The D.R.C.’s development framework includes implementation of the Poverty Reduction Strategy Paper (PRSP), approved in mid-2006 by the IMF and World Bank boards, and the government's 5-year program, approved by the National Assembly in February 2007. The 5-year program, known as the five pillars or “cinq chantiers” in French, is based on the PRSP and focuses heavily on President Kabila's five priority areas: infrastructure; employment; education; water/electricity; and health. Many donors had disengaged from the D.R.C. prior to 2002.
In early 2008, the Government of the D.R.C. concluded a U.S. $9.2 billion minerals-for-infrastructure agreement with the Chinese Government. Under pressure from international financial institutions and donors concerned about the potential negative effect of this deal on the D.R.C.’s debt burden, the Government of the D.R.C. and the Chinese amended the agreement in November 2009, reducing the overall value of the agreement by $3 billion among other changes. As a result, the IMF Board of Directors approved on December 11, 2009, a new, 3-year Extended Credit Facility (ECF) program.
In recent years, the Congolese Government has updated and approved several new laws including the investment code, the mining code, the agricultural law, the public finance law, and the procurement code. It has also designed a new commercial court. The goal of these initiatives was to attract investment by promising fair and transparent treatment to private business. The D.R.C. Government recently established an inter-ministerial committee called the “Steering Committee for Investment and Business Climate Improvement” to support reforms that would improve the business climate.
In December 2009, the Congolese parliament approved a law authorizing the D.R.C.’s accession to the Organization for the Harmonization of Business Law in Africa (OHADA), and President Kabila promulgated this law in February 2010. The Government of the D.R.C. officially launched the National OHADA Commission in April 2010. However, as of January 2012 the D.R.C. had not yet signed and deposited the instrument of OHADA accession.
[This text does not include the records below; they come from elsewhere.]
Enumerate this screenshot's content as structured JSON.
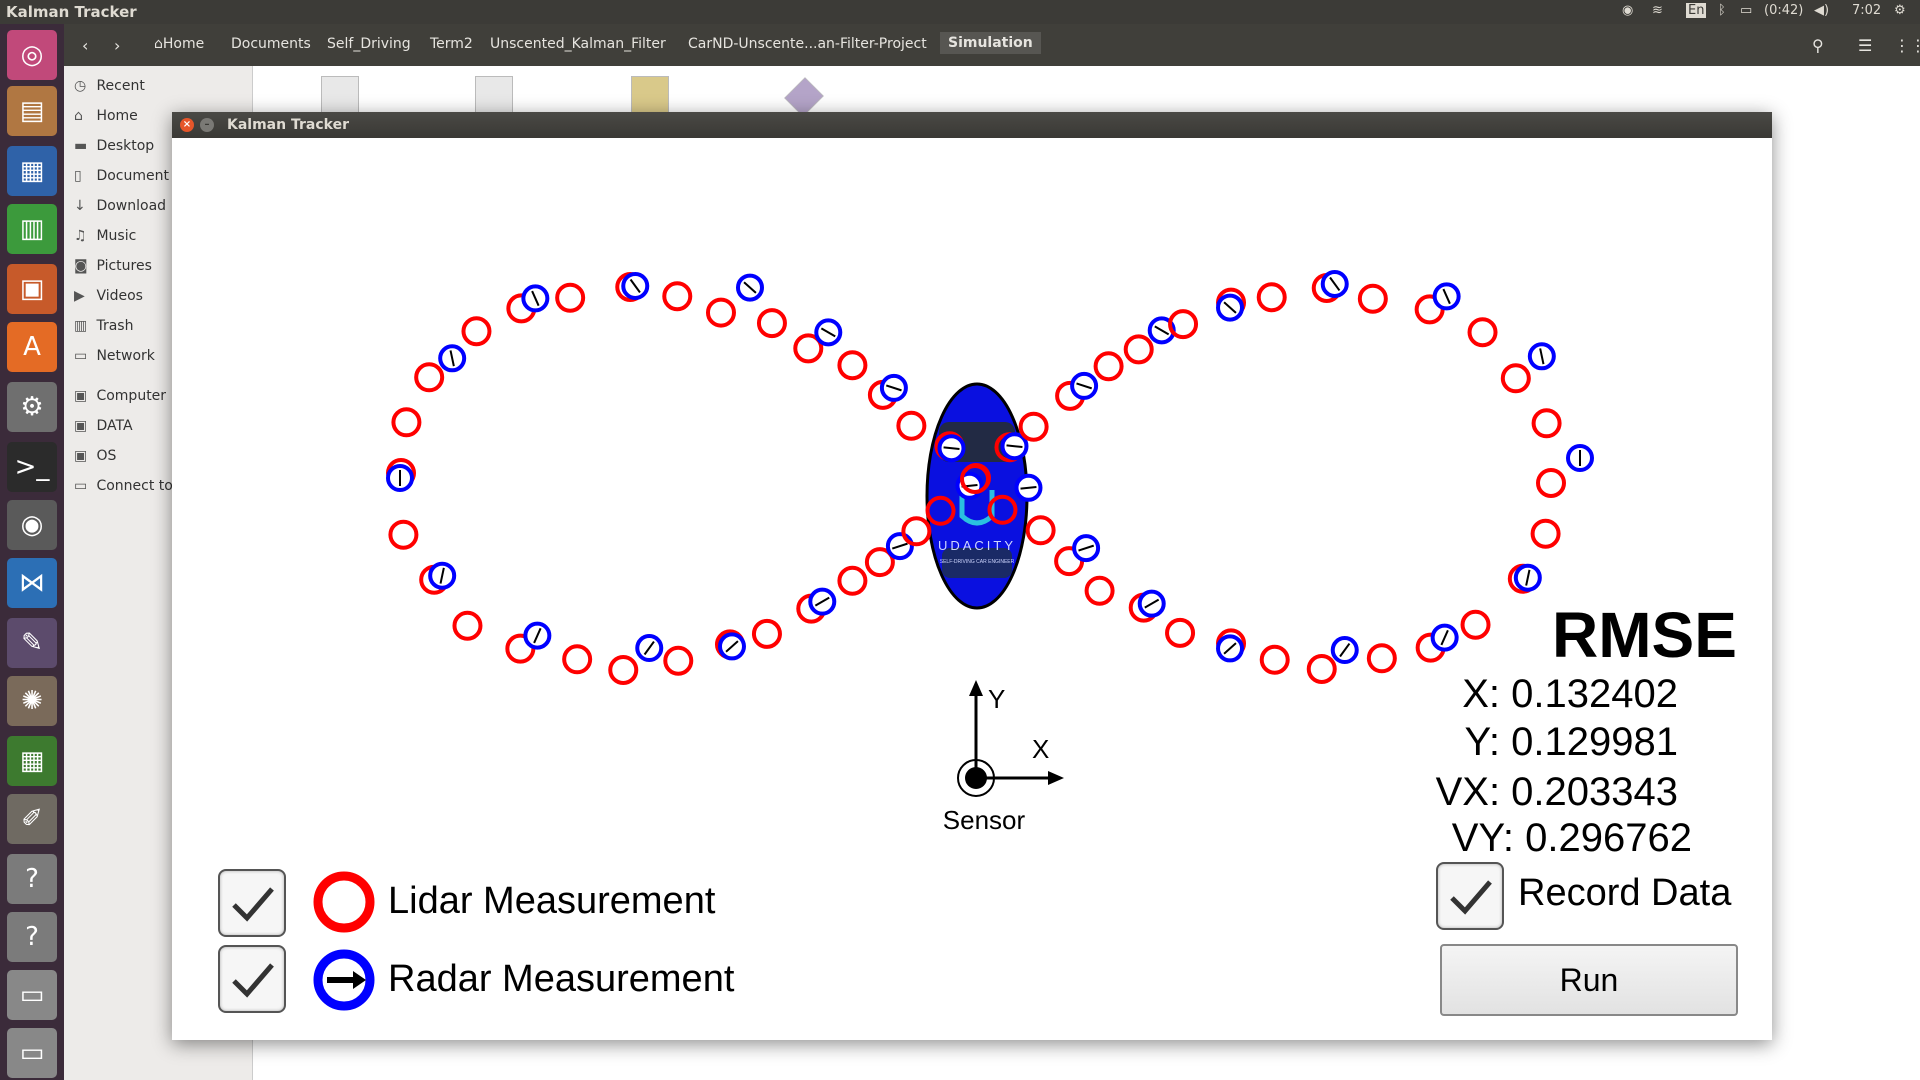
{
  "topbar": {
    "title": "Kalman Tracker",
    "battery": "(0:42)",
    "time": "7:02",
    "keyboard": "En"
  },
  "filemanager": {
    "breadcrumbs": [
      "Home",
      "Documents",
      "Self_Driving",
      "Term2",
      "Unscented_Kalman_Filter",
      "CarND-Unscente...an-Filter-Project",
      "Simulation"
    ],
    "sidebar": [
      "Recent",
      "Home",
      "Desktop",
      "Document",
      "Download",
      "Music",
      "Pictures",
      "Videos",
      "Trash",
      "Network",
      "Computer",
      "DATA",
      "OS",
      "Connect to"
    ]
  },
  "window": {
    "title": "Kalman Tracker"
  },
  "sensor": {
    "label": "Sensor",
    "x_axis": "X",
    "y_axis": "Y"
  },
  "car": {
    "brand": "UDACITY",
    "tagline": "SELF-DRIVING CAR ENGINEER"
  },
  "legend": {
    "lidar": "Lidar Measurement",
    "radar": "Radar Measurement",
    "lidar_color": "#ff0000",
    "radar_color": "#0000ff"
  },
  "rmse": {
    "title": "RMSE",
    "x": "X: 0.132402",
    "y": "Y: 0.129981",
    "vx": "VX: 0.203343",
    "vy": "VY: 0.296762"
  },
  "controls": {
    "record": "Record Data",
    "run": "Run"
  }
}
Other measures undertaken by the Government of the D.R.C. to improve the business and investment climate include President Kabila’s promulgation of a new customs code and implementation of a value-added tax (VAT) in January 2012. The new customs code took effect on February 20, 2011. In 2007, shortly after the Joseph Kabila administration took office, the government launched a wholesale review of mining contracts that had been entered into from 1997-2002.
In theory, the purpose of this contract review was to determine which negotiations may have been colored by corruption and revisit/renegotiate their terms as needed. In practice, this process itself was opaque and plagued with numerous delays, with little information provided by the government to foreign (including American) investors. The Government of the D.R.C. reached agreement in December 2008 with the vast majority of the companies under review and formally announced the completion of the process in November 2009. In October 2010, the Government of the D.R.C. reached agreement with the final remaining company, a U.S. investor.
Paris Club creditors, including the United States, agreed in February 2010 to resume interim debt relief for the D.R.C. On July 1, 2010, the D.R.C. reached the Heavily Indebted Poor Countries (HIPC) completion point following a determination by the IMF and World Bank boards that the D.R.C. had successfully implemented the policy measures (“triggers”) under the program. Under HIPC, the IMF and World Bank forgave $12.3 billion on Congolese sovereign debt, which has greatly alleviated the D.R.C.’s official debt burden and provided resources for development and poverty-reduction efforts.